Using FE data over the past three years, we can only find one stock held by both: Imperial Tobacco (which was sold by Mr Smith at the end of 2017).

Although their investment mandates differ, with Mr Smith being a global equity investor, it does not fully explain the limited stock overlap.

Mr Smith has always allocated around 10 per cent of the assets to the UK equity market, while Mr Woodford has always invested 10 per cent of his assets overseas, but there is still no crossover.

Macro awareness

Although their stock picking is mainly driven by a fundamental bottom-up analysis of a company, Mr Smith and Mr Woodford differ in their understanding of the macro environment.

Mr Woodford takes the macroeconomic environment into consideration when analysing the long-term prospects of a company, while Mr Smith simply ignores it.

Contrary to Mr Smith, Mr Woodford also has a stronger valuation discipline, as he aims not to overpay for a company.

Mr Smith has never made industry bets – his allocation to industries has been steady since the launch of Fundsmith.

The assessment of the macroeconomic environment also helps him to understand why the share price for a company trades at a discount to its intrinsic value.

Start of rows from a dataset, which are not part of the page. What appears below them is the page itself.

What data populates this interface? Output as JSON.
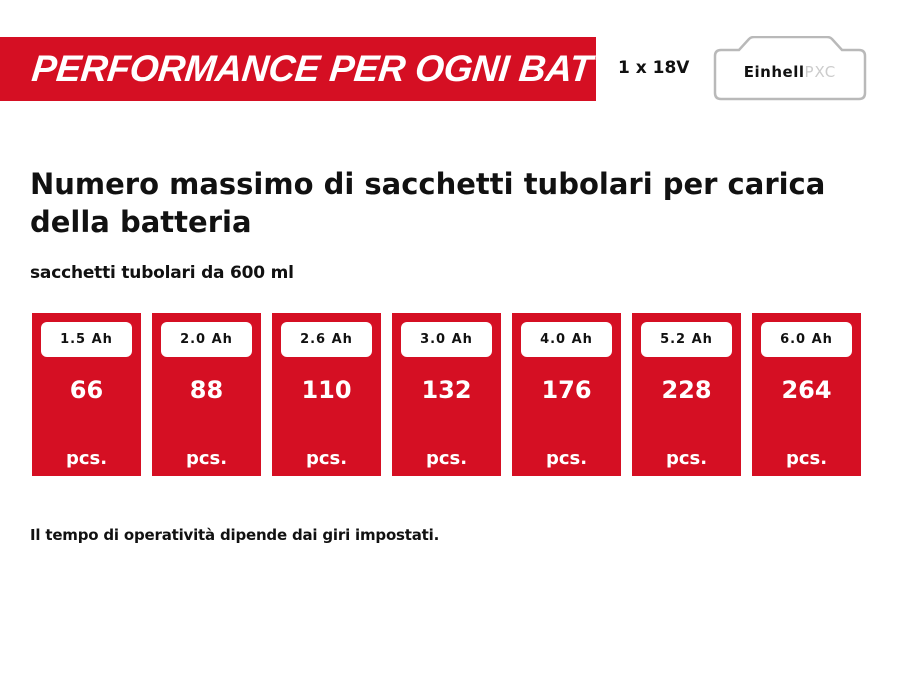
{
  "banner": {
    "title": "PERFORMANCE PER OGNI BATTERIA"
  },
  "battery": {
    "voltage_label": "1 x 18V",
    "brand": "Einhell",
    "line": "PXC",
    "icon": "battery-pack-icon"
  },
  "heading": "Numero massimo di sacchetti tubolari per carica della batteria",
  "subheading": "sacchetti tubolari da 600 ml",
  "cards": [
    {
      "capacity": "1.5 Ah",
      "value": "66",
      "unit": "pcs."
    },
    {
      "capacity": "2.0 Ah",
      "value": "88",
      "unit": "pcs."
    },
    {
      "capacity": "2.6 Ah",
      "value": "110",
      "unit": "pcs."
    },
    {
      "capacity": "3.0 Ah",
      "value": "132",
      "unit": "pcs."
    },
    {
      "capacity": "4.0 Ah",
      "value": "176",
      "unit": "pcs."
    },
    {
      "capacity": "5.2 Ah",
      "value": "228",
      "unit": "pcs."
    },
    {
      "capacity": "6.0 Ah",
      "value": "264",
      "unit": "pcs."
    }
  ],
  "note": "Il tempo di operatività dipende dai giri impostati.",
  "colors": {
    "brand_red": "#d50f23",
    "text": "#111111",
    "background": "#ffffff"
  }
}
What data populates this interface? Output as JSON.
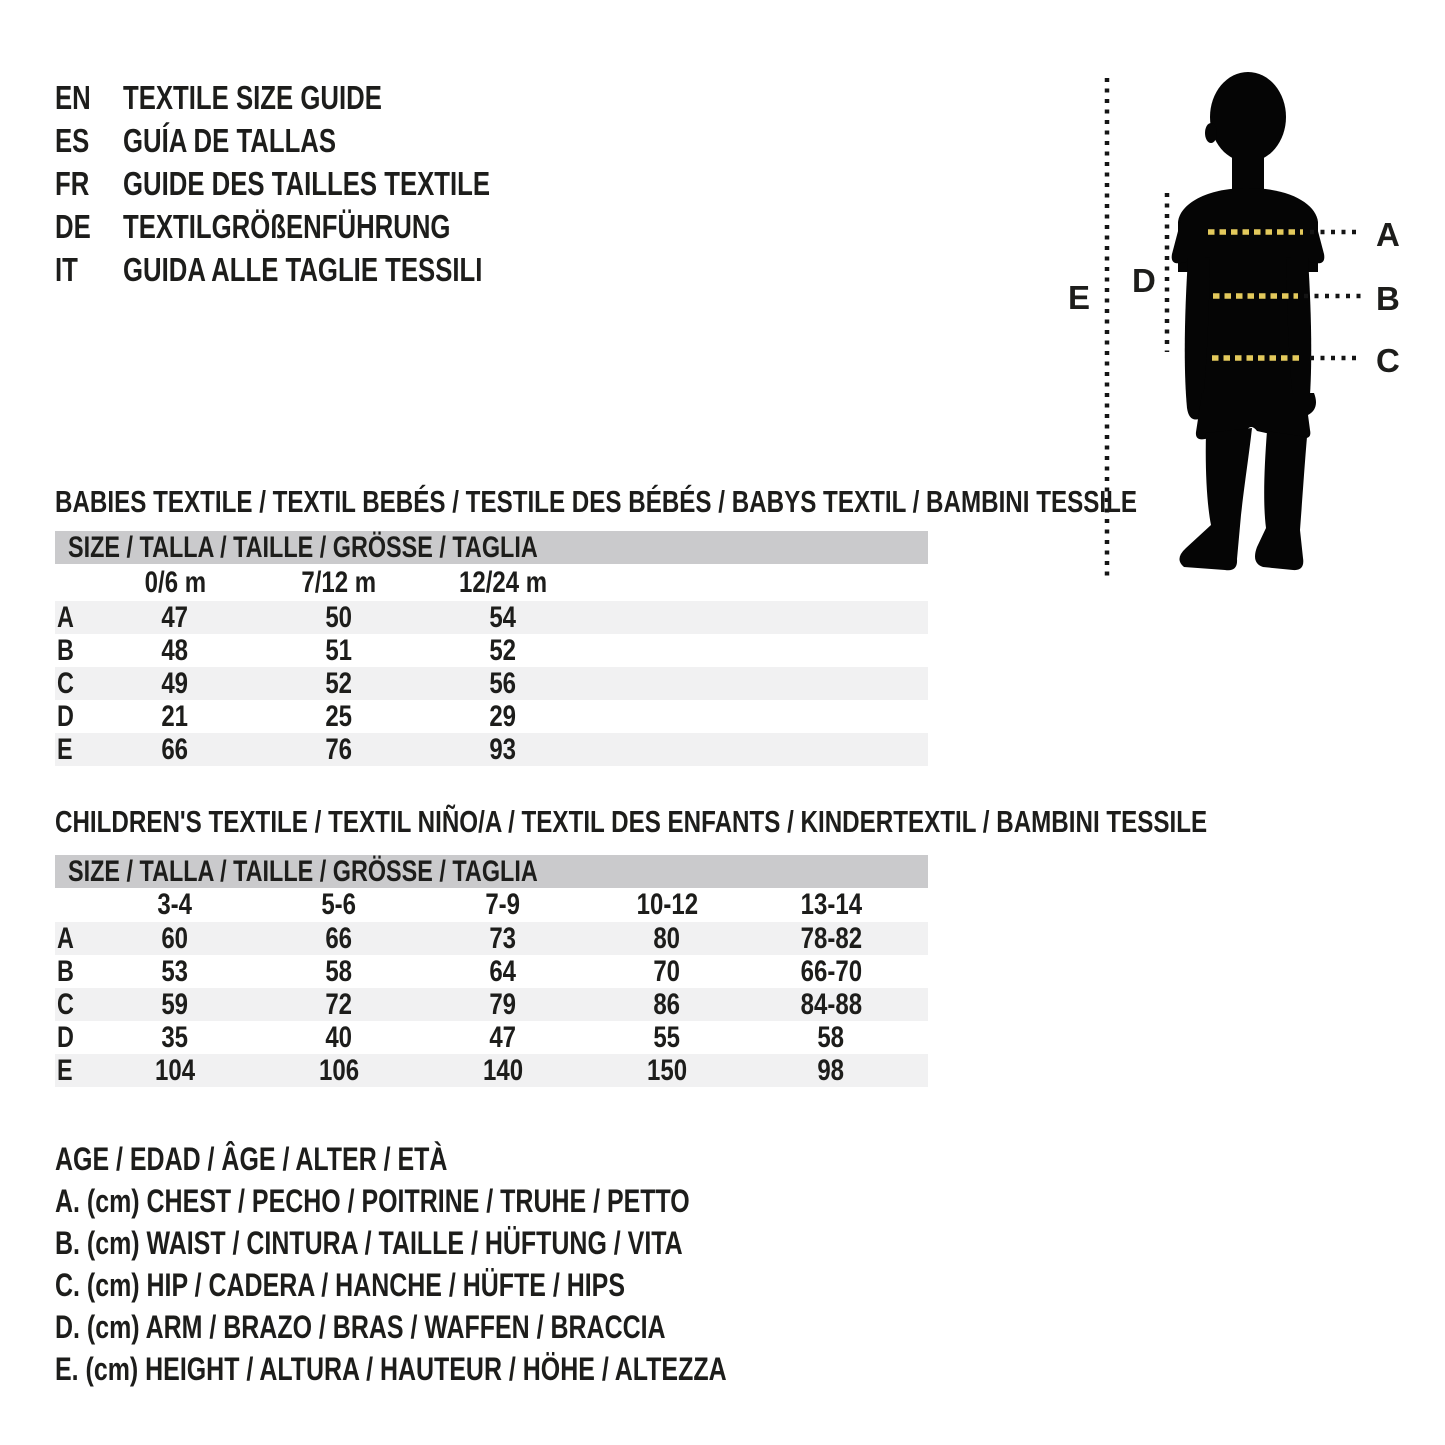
{
  "header": {
    "languages": [
      {
        "code": "EN",
        "title": "TEXTILE SIZE GUIDE"
      },
      {
        "code": "ES",
        "title": "GUÍA DE TALLAS"
      },
      {
        "code": "FR",
        "title": "GUIDE DES TAILLES TEXTILE"
      },
      {
        "code": "DE",
        "title": "TEXTILGRÖßENFÜHRUNG"
      },
      {
        "code": "IT",
        "title": "GUIDA ALLE TAGLIE TESSILI"
      }
    ]
  },
  "figure": {
    "labels": {
      "a": "A",
      "b": "B",
      "c": "C",
      "d": "D",
      "e": "E"
    },
    "colors": {
      "silhouette": "#050505",
      "measure_dash": "#e3c95c",
      "lead_dots": "#141414"
    }
  },
  "babies_table": {
    "section_title": "BABIES TEXTILE / TEXTIL BEBÉS / TESTILE DES BÉBÉS / BABYS TEXTIL / BAMBINI TESSILE",
    "size_header": "SIZE / TALLA / TAILLE / GRÖSSE / TAGLIA",
    "columns": [
      "0/6 m",
      "7/12 m",
      "12/24 m"
    ],
    "rows": [
      {
        "label": "A",
        "values": [
          "47",
          "50",
          "54"
        ]
      },
      {
        "label": "B",
        "values": [
          "48",
          "51",
          "52"
        ]
      },
      {
        "label": "C",
        "values": [
          "49",
          "52",
          "56"
        ]
      },
      {
        "label": "D",
        "values": [
          "21",
          "25",
          "29"
        ]
      },
      {
        "label": "E",
        "values": [
          "66",
          "76",
          "93"
        ]
      }
    ]
  },
  "children_table": {
    "section_title": "CHILDREN'S TEXTILE / TEXTIL NIÑO/A / TEXTIL DES ENFANTS / KINDERTEXTIL / BAMBINI TESSILE",
    "size_header": "SIZE / TALLA / TAILLE / GRÖSSE / TAGLIA",
    "columns": [
      "3-4",
      "5-6",
      "7-9",
      "10-12",
      "13-14"
    ],
    "rows": [
      {
        "label": "A",
        "values": [
          "60",
          "66",
          "73",
          "80",
          "78-82"
        ]
      },
      {
        "label": "B",
        "values": [
          "53",
          "58",
          "64",
          "70",
          "66-70"
        ]
      },
      {
        "label": "C",
        "values": [
          "59",
          "72",
          "79",
          "86",
          "84-88"
        ]
      },
      {
        "label": "D",
        "values": [
          "35",
          "40",
          "47",
          "55",
          "58"
        ]
      },
      {
        "label": "E",
        "values": [
          "104",
          "106",
          "140",
          "150",
          "98"
        ]
      }
    ]
  },
  "legend": {
    "lines": [
      "AGE / EDAD / ÂGE / ALTER / ETÀ",
      "A. (cm) CHEST / PECHO / POITRINE / TRUHE / PETTO",
      "B. (cm) WAIST / CINTURA / TAILLE / HÜFTUNG / VITA",
      "C. (cm) HIP / CADERA / HANCHE / HÜFTE / HIPS",
      "D. (cm) ARM / BRAZO / BRAS / WAFFEN / BRACCIA",
      "E. (cm) HEIGHT / ALTURA / HAUTEUR / HÖHE / ALTEZZA"
    ]
  },
  "colors": {
    "text": "#1d1d1b",
    "table_header_bg": "#cacacc",
    "row_stripe_bg": "#f1f1f2",
    "background": "#ffffff"
  }
}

This valuation awareness goes some way to explaining the differences in the industry allocation between Mr Smith and Mr Woodford.

Let us take the example of UK house builders. Mr Woodford has recently allocated to this industry as valuations for the sector have become distressed since the UK’s referendum to leave the EU.

Mr Woodford and his team analysed the free cash flow for those companies, and quickly concluded that the market has overreacted to that political event, thereby forecasting no growth in this industry, but he believes the UK’s leading housebuilding companies still benefit from a structural imbalance between supply and demand. 

It also explains why these two managers have not out or under-performed their sector peers over the same time periods but add value in different time periods.

Our attribution analysis has highlighted that Mr Woodford’s industry calls have helped his alpha generation over time. That was the case for example with the pharmaceuticals industry at the beginning of 2010s or staying away from banks around the time of the financial crisis.

Mr Smith has never made industry bets – his allocation to industries has been steady since the launch of Fundsmith with a preference for consumer-exposed (Reckitt, Diageo) and software and services (Amadeus, Microsoft) industries.

Smaller companies

The differences between Mr Smith and Mr Woodford extend to their approaches to portfolio construction. Mr Smith has always held a concentrated portfolio of 25 global multinational companies.

Mr Woodford has a higher number of holdings, with a long tail of smaller and unquoted companies. Unsurprisingly, Mr Smith has launched the Fundsmith Emerging Markets Trust, which aims to give investors exposure to consumer-exposed companies listed in emerging markets.

In contrast, Mr Woodford launched the Patient Capital Trust, as he aims to provide capital to disruptive early-stage and early-growth companies in the UK. 

With the launch of the Smithson Investment Trust, Mr Smith has realised the power of smaller companies to boost returns without adding risk, a technique that Mr Woodford has been using for years.

These two investors have always shared similar investment principles but have almost never shared the same holdings. 

Maybe their recent passion for smaller companies will finally bring them back together.